DHS is charged with staying ahead of emerging threats and looks to the country’s small businesses for innovative ideas for solving its biggest challenges through the Small Business Innovation Research, or SBIR, program, with outfits under the Science and Technology Directorate and Countering Weapons of Mass Destruction Office.
Thursday, the program released a draft list of 12 focus topics for 2021, asking for feedback ahead of a final request for proposals schedule for Dec. 11.
Once finalized, all of the projects will operate under a three-phase structure, each with its own timeline, objectives and funding.
Phase I will focus on the “merit and feasibility of the proposed effort … with a relatively small agency investment prior to providing further federal support in Phase II,” the presolicitation states. “Phase II is the principal R&D effort and is expected to produce a well-defined deliverable prototype.”
Phase I is capped at $150,000 over five months; Phase II tops out at $1 million over two years.
In the third and final phase, SBIR program executives will assist the contractors in marketing their solutions to the government and private sector as the first step in the technology transfer process.
“SBIR Phase III refers to work that derives from, extends, or completes an effort made under prior SBIR funding agreements, but is funded by sources other than the SBIR Program,” the document states. “Under Phase III, the SBIR awardee is expected to seek contracts and obtain funding from the private sector and/or the federal government—non‐SBIR federal government sources.”
Under the current timeline, proposals will be due Jan. 15, to be submitted through the SBIR online portal.
Each focus area includes an objective, a description of the program and specific details about each phase of funding and development.
- Non-invasive “breathalyzer” detection system to screen for the presence of viral respiratory infections: Demonstrate plausibility of a mobile, handheld or badge-type detection system as a diagnostic tool to screen breath for the presence of communicable respiratory viral infections, particularly those with pandemic potential. End applications could include use as a personal health monitor or at check or chokepoints in open space venues to include office buildings, arenas, airports, subway systems and borders.
- 5G and Wi-Fi 6 coexistence for secure federal networks: Investigate the interoperability and security of 5G and Wi-Fi 6/6E as coexisting technologies to support secure federal networks.
- Improved curved transparent ceramic structural components: Develop cost-effective novel technique/s to shape and polish both convex and concave sides of transparent ceramic blanks for window applications.
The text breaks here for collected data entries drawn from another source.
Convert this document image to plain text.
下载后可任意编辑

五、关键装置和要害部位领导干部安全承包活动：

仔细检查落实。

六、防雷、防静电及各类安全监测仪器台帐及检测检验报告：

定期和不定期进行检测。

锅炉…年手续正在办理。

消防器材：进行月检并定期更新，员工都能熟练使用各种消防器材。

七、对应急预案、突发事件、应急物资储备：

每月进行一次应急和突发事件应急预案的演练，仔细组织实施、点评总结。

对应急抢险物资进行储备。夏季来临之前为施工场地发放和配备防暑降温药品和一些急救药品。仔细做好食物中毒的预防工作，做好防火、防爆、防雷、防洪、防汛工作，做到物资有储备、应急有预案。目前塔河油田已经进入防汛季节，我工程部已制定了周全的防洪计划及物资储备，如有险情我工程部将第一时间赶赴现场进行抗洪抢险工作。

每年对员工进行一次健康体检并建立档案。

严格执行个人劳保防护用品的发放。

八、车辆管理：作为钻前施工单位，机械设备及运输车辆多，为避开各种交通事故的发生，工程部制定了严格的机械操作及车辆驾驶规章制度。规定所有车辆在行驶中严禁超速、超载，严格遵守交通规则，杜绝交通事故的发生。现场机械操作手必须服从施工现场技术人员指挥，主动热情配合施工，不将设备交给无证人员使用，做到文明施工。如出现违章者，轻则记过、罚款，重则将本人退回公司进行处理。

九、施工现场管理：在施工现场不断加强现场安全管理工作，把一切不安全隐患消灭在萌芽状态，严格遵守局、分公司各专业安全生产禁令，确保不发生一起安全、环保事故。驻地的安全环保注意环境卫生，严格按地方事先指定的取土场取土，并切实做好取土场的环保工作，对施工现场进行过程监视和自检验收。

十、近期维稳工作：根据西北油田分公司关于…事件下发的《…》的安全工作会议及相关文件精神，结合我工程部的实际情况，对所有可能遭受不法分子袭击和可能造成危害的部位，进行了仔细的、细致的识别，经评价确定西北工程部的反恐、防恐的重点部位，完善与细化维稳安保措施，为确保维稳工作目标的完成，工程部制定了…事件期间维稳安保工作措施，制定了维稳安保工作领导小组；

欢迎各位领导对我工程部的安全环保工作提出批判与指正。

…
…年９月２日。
Provide large size polished transparent ceramic blanks shaped to match the varying geometry of at least 500 mm x 700 mm.
- Vehicle infectious diseases protection: Develop solutions to convert the current and future fleet of law enforcement vehicles to vehicles that offer a vehicle infectious disease protection, or VIDP, capability to the entire interior compartment utilized to transport detained subjects.
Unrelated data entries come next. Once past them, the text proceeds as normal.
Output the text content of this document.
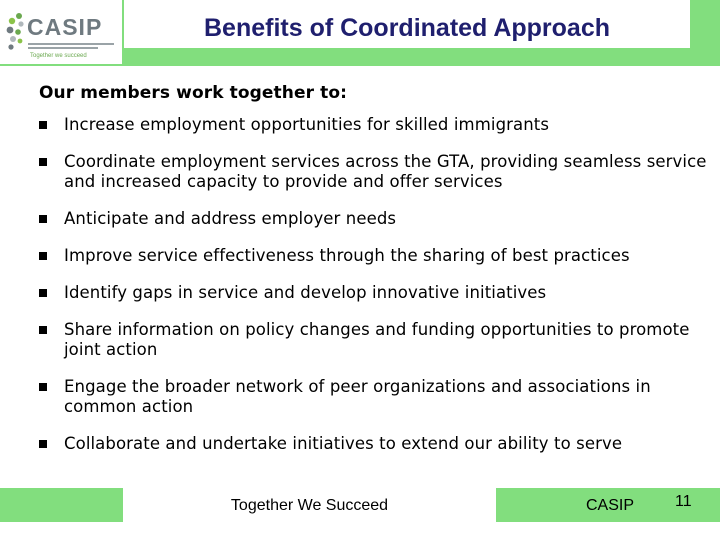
CASIP
Together we succeed
Benefits of Coordinated Approach
Our members work together to:
Increase employment opportunities for skilled immigrants
Coordinate employment services across the GTA, providing seamless service and increased capacity to provide and offer services
Anticipate and address employer needs
Improve service effectiveness through the sharing of best practices
Identify gaps in service and develop innovative initiatives
Share information on policy changes and funding opportunities to promote joint action
Engage the broader network of peer organizations and associations in common action
Collaborate and undertake initiatives to extend our ability to serve
Together We Succeed	CASIP	11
- Amphibious XTV for ice rescue: Develop an amphibious extreme terrain vehicle, or XTV, for ice rescue transport to perform missions with sub-freezing temperatures.
- Artificial intelligence to augment the 911 telecommunicator function: Identify a commercially viable technical design to process, analyze, and share multimedia video sent from 911 callers; augment the 911 telecommunicator function by reducing burden and workload and to efficiently share relevant multimedia content with emergency responders.
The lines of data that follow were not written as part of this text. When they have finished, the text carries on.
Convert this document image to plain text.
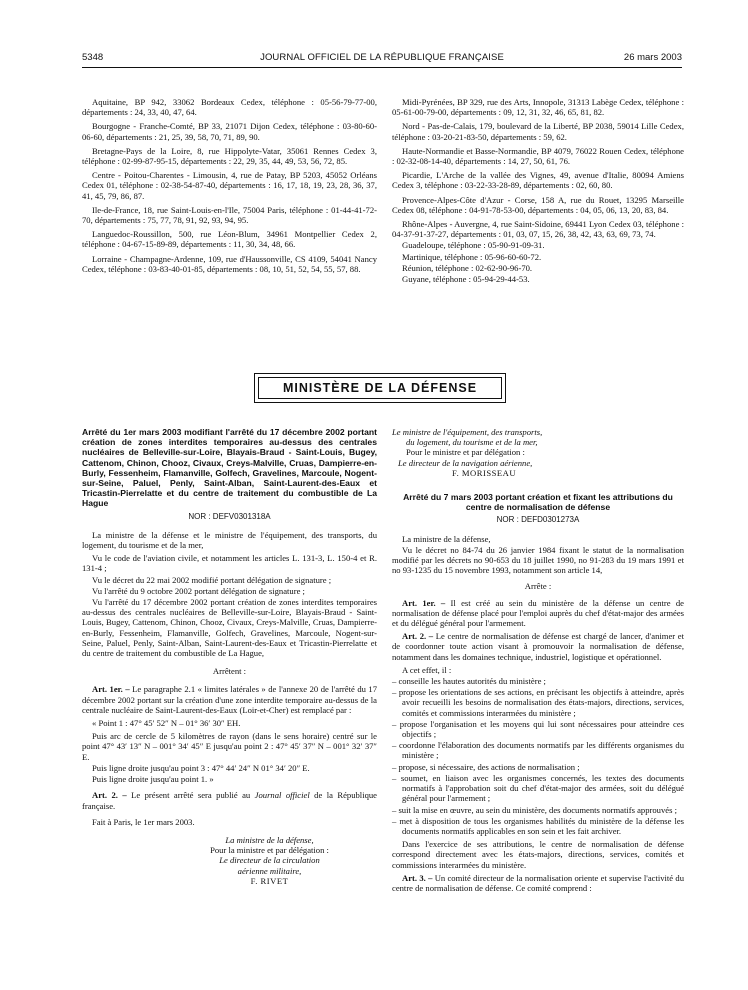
5348	JOURNAL OFFICIEL DE LA RÉPUBLIQUE FRANÇAISE	26 mars 2003

Aquitaine, BP 942, 33062 Bordeaux Cedex, téléphone : 05-56-79-77-00, départements : 24, 33, 40, 47, 64.

Bourgogne - Franche-Comté, BP 33, 21071 Dijon Cedex, téléphone : 03-80-60-06-60, départements : 21, 25, 39, 58, 70, 71, 89, 90.

Bretagne-Pays de la Loire, 8, rue Hippolyte-Vatar, 35061 Rennes Cedex 3, téléphone : 02-99-87-95-15, départements : 22, 29, 35, 44, 49, 53, 56, 72, 85.

Centre - Poitou-Charentes - Limousin, 4, rue de Patay, BP 5203, 45052 Orléans Cedex 01, téléphone : 02-38-54-87-40, départements : 16, 17, 18, 19, 23, 28, 36, 37, 41, 45, 79, 86, 87.

Ile-de-France, 18, rue Saint-Louis-en-l'Ile, 75004 Paris, téléphone : 01-44-41-72-70, départements : 75, 77, 78, 91, 92, 93, 94, 95.

Languedoc-Roussillon, 500, rue Léon-Blum, 34961 Montpellier Cedex 2, téléphone : 04-67-15-89-89, départements : 11, 30, 34, 48, 66.

Lorraine - Champagne-Ardenne, 109, rue d'Haussonville, CS 4109, 54041 Nancy Cedex, téléphone : 03-83-40-01-85, départements : 08, 10, 51, 52, 54, 55, 57, 88.

Midi-Pyrénées, BP 329, rue des Arts, Innopole, 31313 Labège Cedex, téléphone : 05-61-00-79-00, départements : 09, 12, 31, 32, 46, 65, 81, 82.

Nord - Pas-de-Calais, 179, boulevard de la Liberté, BP 2038, 59014 Lille Cedex, téléphone : 03-20-21-83-50, départements : 59, 62.

Haute-Normandie et Basse-Normandie, BP 4079, 76022 Rouen Cedex, téléphone : 02-32-08-14-40, départements : 14, 27, 50, 61, 76.

Picardie, L'Arche de la vallée des Vignes, 49, avenue d'Italie, 80094 Amiens Cedex 3, téléphone : 03-22-33-28-89, départements : 02, 60, 80.

Provence-Alpes-Côte d'Azur - Corse, 158 A, rue du Rouet, 13295 Marseille Cedex 08, téléphone : 04-91-78-53-00, départements : 04, 05, 06, 13, 20, 83, 84.

Rhône-Alpes - Auvergne, 4, rue Saint-Sidoine, 69441 Lyon Cedex 03, téléphone : 04-37-91-37-27, départements : 01, 03, 07, 15, 26, 38, 42, 43, 63, 69, 73, 74.

Guadeloupe, téléphone : 05-90-91-09-31.

Martinique, téléphone : 05-96-60-60-72.

Réunion, téléphone : 02-62-90-96-70.

Guyane, téléphone : 05-94-29-44-53.

MINISTÈRE DE LA DÉFENSE

Arrêté du 1er mars 2003 modifiant l'arrêté du 17 décembre 2002 portant création de zones interdites temporaires au-dessus des centrales nucléaires de Belleville-sur-Loire, Blayais-Braud - Saint-Louis, Bugey, Cattenom, Chinon, Chooz, Civaux, Creys-Malville, Cruas, Dampierre-en-Burly, Fessenheim, Flamanville, Golfech, Gravelines, Marcoule, Nogent-sur-Seine, Paluel, Penly, Saint-Alban, Saint-Laurent-des-Eaux et Tricastin-Pierrelatte et du centre de traitement du combustible de La Hague

NOR : DEFV0301318A

La ministre de la défense et le ministre de l'équipement, des transports, du logement, du tourisme et de la mer,

Vu le code de l'aviation civile, et notamment les articles L. 131-3, L. 150-4 et R. 131-4 ;

Vu le décret du 22 mai 2002 modifié portant délégation de signature ;

Vu l'arrêté du 9 octobre 2002 portant délégation de signature ;

Vu l'arrêté du 17 décembre 2002 portant création de zones interdites temporaires au-dessus des centrales nucléaires de Belleville-sur-Loire, Blayais-Braud - Saint-Louis, Bugey, Cattenom, Chinon, Chooz, Civaux, Creys-Malville, Cruas, Dampierre-en-Burly, Fessenheim, Flamanville, Golfech, Gravelines, Marcoule, Nogent-sur-Seine, Paluel, Penly, Saint-Alban, Saint-Laurent-des-Eaux et Tricastin-Pierrelatte et du centre de traitement du combustible de La Hague,

Arrêtent :

Art. 1er. – Le paragraphe 2.1 « limites latérales » de l'annexe 20 de l'arrêté du 17 décembre 2002 portant sur la création d'une zone interdite temporaire au-dessus de la centrale nucléaire de Saint-Laurent-des-Eaux (Loir-et-Cher) est remplacé par :

« Point 1 : 47° 45′ 52″ N – 01° 36′ 30″ EH.

Puis arc de cercle de 5 kilomètres de rayon (dans le sens horaire) centré sur le point 47° 43′ 13″ N – 001° 34′ 45″ E jusqu'au point 2 : 47° 45′ 37″ N – 001° 32′ 37″ E.

Puis ligne droite jusqu'au point 3 : 47° 44′ 24″ N 01° 34′ 20″ E.

Puis ligne droite jusqu'au point 1. »

Art. 2. – Le présent arrêté sera publié au Journal officiel de la République française.

Fait à Paris, le 1er mars 2003.

La ministre de la défense,

Pour la ministre et par délégation :

Le directeur de la circulation

aérienne militaire,

F. RIVET

Le ministre de l'équipement, des transports,

du logement, du tourisme et de la mer,

Pour le ministre et par délégation :

Le directeur de la navigation aérienne,

F. MORISSEAU

Arrêté du 7 mars 2003 portant création et fixant les attributions du centre de normalisation de défense

NOR : DEFD0301273A

La ministre de la défense,

Vu le décret no 84-74 du 26 janvier 1984 fixant le statut de la normalisation modifié par les décrets no 90-653 du 18 juillet 1990, no 91-283 du 19 mars 1991 et no 93-1235 du 15 novembre 1993, notamment son article 14,

Arrête :

Art. 1er. – Il est créé au sein du ministère de la défense un centre de normalisation de défense placé pour l'emploi auprès du chef d'état-major des armées et du délégué général pour l'armement.

Art. 2. – Le centre de normalisation de défense est chargé de lancer, d'animer et de coordonner toute action visant à promouvoir la normalisation de défense, notamment dans les domaines technique, industriel, logistique et opérationnel.

A cet effet, il :

– conseille les hautes autorités du ministère ;
– propose les orientations de ses actions, en précisant les objectifs à atteindre, après avoir recueilli les besoins de normalisation des états-majors, directions, services, comités et commissions interarmées du ministère ;
– propose l'organisation et les moyens qui lui sont nécessaires pour atteindre ces objectifs ;
– coordonne l'élaboration des documents normatifs par les différents organismes du ministère ;
– propose, si nécessaire, des actions de normalisation ;
– soumet, en liaison avec les organismes concernés, les textes des documents normatifs à l'approbation soit du chef d'état-major des armées, soit du délégué général pour l'armement ;
– suit la mise en œuvre, au sein du ministère, des documents normatifs approuvés ;
– met à disposition de tous les organismes habilités du ministère de la défense les documents normatifs applicables en son sein et les fait archiver.

Dans l'exercice de ses attributions, le centre de normalisation de défense correspond directement avec les états-majors, directions, services, comités et commissions interarmées du ministère.

Art. 3. – Un comité directeur de la normalisation oriente et supervise l'activité du centre de normalisation de défense. Ce comité comprend :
- Software supply chain identification for compiled binary executables: Develop a commercial capability to analyze compiled binary executables for Windows systems that can detect and report embedded software library information in multifaceted software packages.
- Intelligent document design: Combating industry trends incentivizing weak security: Provide a means and/or the delivery of a document security feature(s) that can be integrated into existing security print processes that increases the security value of the document and provides frontline personnel an effective means to detect anomalies in genuine identity documents.
- High throughput non-ionizing screening capability for identifying contraband: Develop deployable, low-cost, high throughput screening capability that does not use ionizing radiation to detect a variety of contraband and discriminate illicit from lawful materials.
- Screening sensor technology as part of passenger checked luggage: Develop a sensor for inclusion in passenger checked baggage that screens for threat exposure prior to check in, streamlining and improving the baggage screening process.
The program will also be field two topics under the CWMD SBIR program:
- Fieldable multiplex detection of biothreats: Develop advanced bio-detection technology that will be used to detect multiple biothreats within a sample in the field.
- Diagnostic tools for detection of African Swine Fever virus: Develop a rapid laboratory diagnostic test and field screening tools for detection of African Swine Fever virus.
The description for each focus area also includes a point-of-contact that will be accepting questions through Dec. 10. The presolicitation specifies that all questions must be sent by email—no phone calls—and must be “limited to technical information related to improving the understanding of a topic’s requirements. Any questions or inquiries seeking advice or guidance on a solution approach are unacceptable and will not receive a response.”